Founder mutations in XP

The rare mutation c. 335_338delTTATinsCATAAGAAA (p.F112SfsX2) found in two unrelated families with the same family name Chauhan (Chavan), points toward a founder effect as confirmed by haplotyping analysis. Chauhan (Chavan) is a Marathi surname of Rajput origin. ^[23] The Marathi speaking Chauhan (Chavan) clan belongs to the 96 clan Marathas who were the fighters/rulers in medieval era. ^[24] They are descendants of the great Prithviraj Chauhan of Ajmer, Rajasthan. ^[25] Further patients belonging to this group need to be studied to confirm these observations and to know the carrier rate.

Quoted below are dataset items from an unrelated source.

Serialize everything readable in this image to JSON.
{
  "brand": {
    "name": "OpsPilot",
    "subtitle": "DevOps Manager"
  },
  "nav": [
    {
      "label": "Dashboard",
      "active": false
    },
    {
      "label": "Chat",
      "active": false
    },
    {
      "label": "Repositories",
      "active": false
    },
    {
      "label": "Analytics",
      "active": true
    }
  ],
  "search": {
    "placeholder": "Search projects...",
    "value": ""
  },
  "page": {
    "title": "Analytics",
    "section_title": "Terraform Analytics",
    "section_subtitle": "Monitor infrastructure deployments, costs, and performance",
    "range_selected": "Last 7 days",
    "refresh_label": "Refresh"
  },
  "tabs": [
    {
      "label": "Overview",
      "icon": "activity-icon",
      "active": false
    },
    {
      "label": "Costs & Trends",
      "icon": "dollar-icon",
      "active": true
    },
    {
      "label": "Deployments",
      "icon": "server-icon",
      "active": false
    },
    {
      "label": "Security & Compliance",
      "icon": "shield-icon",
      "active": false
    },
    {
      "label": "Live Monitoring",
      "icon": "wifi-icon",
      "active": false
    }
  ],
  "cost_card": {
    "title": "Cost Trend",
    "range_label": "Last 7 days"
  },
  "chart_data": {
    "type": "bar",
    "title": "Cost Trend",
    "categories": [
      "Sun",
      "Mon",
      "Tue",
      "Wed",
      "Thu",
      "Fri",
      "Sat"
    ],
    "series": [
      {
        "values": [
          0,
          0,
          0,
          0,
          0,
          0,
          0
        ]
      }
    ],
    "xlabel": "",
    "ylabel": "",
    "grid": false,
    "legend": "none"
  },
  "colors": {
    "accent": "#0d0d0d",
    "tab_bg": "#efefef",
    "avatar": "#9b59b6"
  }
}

There are several published observations of population specific founder mutations for XP. The founder mutation IVS3-1G > C in the XPA gene accounts for approximately 90% of alleles in Japan. The carrier rate for this mutation in Japan is as high as 1 in 100. ^[4] Soufir et al. (2010) identified the c. 1643_1644delTG mutation in the XPC gene as the major mutation in XP patients from North Africa (Morocco, Tunisia and Algeria) (74% of overall XP and 87% in XPC type). ^[26] Masaki et al. (2008) identified four founder mutations accounting for 87% of XP variant type in Japan. ^[27]

CONCLUSIONS

Indian patients of xeroderma pigmentosum presenting with neurological symptoms should be screened for mutations in the XPA gene. Rapid molecular diagnosis would aid definitive diagnosis, genetic counseling and prenatal diagnosis.

ACKNOWLEDGEMENT

The authors acknowledge the families for their participation and acknowledge Dr. Siv Tang from the DNA Diagnostics Lab, Boston Children′s hospital, USA for performing mutation analysis of XPC gene in Case ID 9.